The linchpin of the approach is to establish a dedicated safe liquidity pool to provide for your income needs the first few years of retirement. The precise number of envelopes or buckets you need will depend upon the breadth of your financial goals. For retirement planning, the minimum you should consider is two: a long-term growth envelope, and a safe liquid spending envelope with two to three years’ worth of cash to meet your spending needs. We will argue that it is better to use at least three envelopes when constructing a retirement portfolio. For shorter term pre-retirement goals, you can expand this approach and proliferate envelopes—at the cost of increased complexity and hassle.

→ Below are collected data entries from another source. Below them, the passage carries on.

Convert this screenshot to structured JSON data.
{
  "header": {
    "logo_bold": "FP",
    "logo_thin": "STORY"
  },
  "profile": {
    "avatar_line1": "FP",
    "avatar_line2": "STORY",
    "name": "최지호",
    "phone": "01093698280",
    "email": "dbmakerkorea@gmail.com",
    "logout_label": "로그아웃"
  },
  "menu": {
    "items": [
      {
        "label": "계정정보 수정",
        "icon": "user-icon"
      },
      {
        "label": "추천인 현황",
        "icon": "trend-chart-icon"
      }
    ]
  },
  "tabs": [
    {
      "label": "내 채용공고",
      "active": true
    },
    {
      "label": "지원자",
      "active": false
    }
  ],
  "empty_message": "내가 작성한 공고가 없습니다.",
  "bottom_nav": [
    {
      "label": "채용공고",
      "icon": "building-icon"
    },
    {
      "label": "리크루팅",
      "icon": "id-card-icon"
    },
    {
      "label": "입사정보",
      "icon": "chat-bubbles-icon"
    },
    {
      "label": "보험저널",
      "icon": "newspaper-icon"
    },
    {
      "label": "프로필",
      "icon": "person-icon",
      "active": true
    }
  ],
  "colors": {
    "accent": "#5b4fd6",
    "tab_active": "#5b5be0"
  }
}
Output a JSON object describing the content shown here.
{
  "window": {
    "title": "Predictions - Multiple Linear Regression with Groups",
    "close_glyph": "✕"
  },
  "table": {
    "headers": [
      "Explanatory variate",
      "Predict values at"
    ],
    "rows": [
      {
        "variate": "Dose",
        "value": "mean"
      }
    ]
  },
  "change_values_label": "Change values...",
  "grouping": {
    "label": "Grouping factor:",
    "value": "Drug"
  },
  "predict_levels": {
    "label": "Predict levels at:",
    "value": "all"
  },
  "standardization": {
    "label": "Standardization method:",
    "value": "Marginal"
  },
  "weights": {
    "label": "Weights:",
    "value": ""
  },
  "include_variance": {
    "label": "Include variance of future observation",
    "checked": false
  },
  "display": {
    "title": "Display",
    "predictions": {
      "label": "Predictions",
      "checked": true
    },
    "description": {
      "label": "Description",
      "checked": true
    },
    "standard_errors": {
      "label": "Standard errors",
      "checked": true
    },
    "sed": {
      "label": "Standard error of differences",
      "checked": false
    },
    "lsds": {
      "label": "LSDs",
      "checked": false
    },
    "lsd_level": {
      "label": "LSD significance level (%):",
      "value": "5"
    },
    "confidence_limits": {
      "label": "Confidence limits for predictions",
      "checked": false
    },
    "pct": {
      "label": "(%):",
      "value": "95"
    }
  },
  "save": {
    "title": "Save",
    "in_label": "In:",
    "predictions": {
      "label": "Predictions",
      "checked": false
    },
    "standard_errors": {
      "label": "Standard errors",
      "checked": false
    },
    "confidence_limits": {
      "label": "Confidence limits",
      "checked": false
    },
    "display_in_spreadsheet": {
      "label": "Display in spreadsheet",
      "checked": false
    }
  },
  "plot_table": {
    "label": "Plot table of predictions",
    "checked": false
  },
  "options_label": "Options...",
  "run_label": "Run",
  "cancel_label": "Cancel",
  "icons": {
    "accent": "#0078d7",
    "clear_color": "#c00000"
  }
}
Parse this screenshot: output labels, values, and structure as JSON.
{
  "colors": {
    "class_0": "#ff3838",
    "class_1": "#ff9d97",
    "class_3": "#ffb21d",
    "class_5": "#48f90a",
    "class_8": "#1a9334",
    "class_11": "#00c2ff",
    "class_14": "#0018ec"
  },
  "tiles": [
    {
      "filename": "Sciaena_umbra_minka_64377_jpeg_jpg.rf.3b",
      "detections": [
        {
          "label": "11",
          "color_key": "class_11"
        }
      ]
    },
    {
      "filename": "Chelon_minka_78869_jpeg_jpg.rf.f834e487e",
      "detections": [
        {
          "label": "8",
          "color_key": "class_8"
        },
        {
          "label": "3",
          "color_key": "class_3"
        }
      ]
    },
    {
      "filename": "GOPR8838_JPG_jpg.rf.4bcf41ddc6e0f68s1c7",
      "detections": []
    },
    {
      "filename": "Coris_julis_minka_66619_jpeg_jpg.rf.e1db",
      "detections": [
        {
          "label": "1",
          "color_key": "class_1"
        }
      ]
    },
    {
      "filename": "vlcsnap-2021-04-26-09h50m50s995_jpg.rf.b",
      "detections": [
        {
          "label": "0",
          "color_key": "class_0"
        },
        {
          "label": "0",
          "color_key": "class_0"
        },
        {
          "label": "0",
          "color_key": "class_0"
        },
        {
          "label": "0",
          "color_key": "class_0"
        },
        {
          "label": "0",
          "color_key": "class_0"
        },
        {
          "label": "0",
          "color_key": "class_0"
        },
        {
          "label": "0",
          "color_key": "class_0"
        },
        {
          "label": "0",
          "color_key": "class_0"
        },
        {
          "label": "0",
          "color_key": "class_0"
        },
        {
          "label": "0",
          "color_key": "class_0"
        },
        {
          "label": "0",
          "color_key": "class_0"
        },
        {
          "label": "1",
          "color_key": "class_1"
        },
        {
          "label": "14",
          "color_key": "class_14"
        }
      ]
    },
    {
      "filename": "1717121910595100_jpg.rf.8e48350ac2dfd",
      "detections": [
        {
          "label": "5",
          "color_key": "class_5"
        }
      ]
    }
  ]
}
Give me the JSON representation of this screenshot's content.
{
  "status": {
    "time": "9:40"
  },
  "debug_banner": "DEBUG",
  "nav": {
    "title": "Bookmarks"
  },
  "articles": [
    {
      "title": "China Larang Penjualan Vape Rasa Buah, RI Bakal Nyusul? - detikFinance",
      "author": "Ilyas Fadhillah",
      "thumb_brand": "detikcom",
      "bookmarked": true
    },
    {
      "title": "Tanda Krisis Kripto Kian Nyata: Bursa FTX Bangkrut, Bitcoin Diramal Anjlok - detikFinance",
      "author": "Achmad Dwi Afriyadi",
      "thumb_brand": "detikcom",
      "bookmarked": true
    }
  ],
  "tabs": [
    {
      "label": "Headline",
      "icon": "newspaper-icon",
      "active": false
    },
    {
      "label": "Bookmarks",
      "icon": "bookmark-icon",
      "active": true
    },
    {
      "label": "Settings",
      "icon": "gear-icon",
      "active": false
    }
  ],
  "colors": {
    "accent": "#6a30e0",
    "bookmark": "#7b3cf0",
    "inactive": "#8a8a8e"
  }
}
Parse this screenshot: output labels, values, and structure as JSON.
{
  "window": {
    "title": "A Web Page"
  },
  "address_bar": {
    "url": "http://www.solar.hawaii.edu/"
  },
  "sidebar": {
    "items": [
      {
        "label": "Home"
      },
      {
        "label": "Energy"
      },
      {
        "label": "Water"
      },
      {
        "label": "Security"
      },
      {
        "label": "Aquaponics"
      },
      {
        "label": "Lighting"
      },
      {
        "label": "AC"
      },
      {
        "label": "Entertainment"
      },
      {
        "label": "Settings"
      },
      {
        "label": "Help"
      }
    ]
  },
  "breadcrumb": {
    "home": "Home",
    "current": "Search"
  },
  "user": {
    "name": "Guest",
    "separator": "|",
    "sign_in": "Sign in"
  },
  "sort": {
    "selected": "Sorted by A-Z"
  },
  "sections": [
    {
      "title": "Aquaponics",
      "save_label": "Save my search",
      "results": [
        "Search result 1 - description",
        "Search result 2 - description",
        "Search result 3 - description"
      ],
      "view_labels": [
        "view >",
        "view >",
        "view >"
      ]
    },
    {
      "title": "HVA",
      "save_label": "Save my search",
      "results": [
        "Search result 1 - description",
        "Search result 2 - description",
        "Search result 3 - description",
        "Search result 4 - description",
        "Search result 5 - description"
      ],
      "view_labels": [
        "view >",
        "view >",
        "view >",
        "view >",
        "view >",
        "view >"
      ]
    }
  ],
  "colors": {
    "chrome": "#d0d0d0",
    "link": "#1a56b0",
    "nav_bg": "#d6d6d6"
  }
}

Here is an example of how you could structure an envelope scheme for retirement:

Emergency expenses (Envelope 0): Establish an emergency fund to cover unforeseen contingency expenses. This envelope is separate from the other three envelopes, which are designed to meet your income needs through your retirement. It will be superseded by Envelope 1 once you retire. This envelope consists of cash.

Regular spending (Envelope 1): Throughout your retirement your regular spending will come from Envelope 1. When Envelope 1 is depleted it is refilled with ultraconservative and safe investments. It should include enough cash for approximately two years of normal expenses. Cash or cash equivalents are the core of Envelope 1. Capital preservation is key for investments held in this envelope. Envelope 1 is the source from which regular spending occurs for around five years. (Evensky’s original bucket design was 5/5/5—the number of years each bucket covers.)

Medium-term spending (Envelope 2): This envelope contains assets you plan to use in the mid-term (the next five to 10 years), invested for stability rather than growth. That is, you take only moderate risk with this envelope. As you approach the fifth year (the end of the investment time horizon for Envelope 1) you will need to start liquidating assets in Envelope 2 to create a new envelope 1.

Growth and inflation hedging (Envelope 3): You have to create a long-term growth envelope. In this envelope you hold assets you don’t expect to touch for at least 10 to 15 years. These will be invested for growth and serve as your main hedge against inflation.

Each envelope can use different types of assets. The general idea is that Envelope 0 and most of Envelope 1 should be in very liquid form, such as savings and money market accounts. Envelope 2 should be in short to intermediate duration bond funds. You could include some high quality, income-focused stock investments for a small part of Envelope 2. Envelope 3 should be in illiquid alternatives and stocks (including stock funds and ETFs).

The idea is that you will spend the contents of Envelope 1 for each year that you have planned it (say, five years). At the end of the five-year period you will refill Envelope 1 from Envelope 2. As you approach year 10 (when the assets in Envelope 2 will be depleted), you will refill Envelope 2 by liquidating riskier assets like stock mutual funds in Envelope 3 to reinvest in more moderate assets like bond mutual funds in Envelope 2.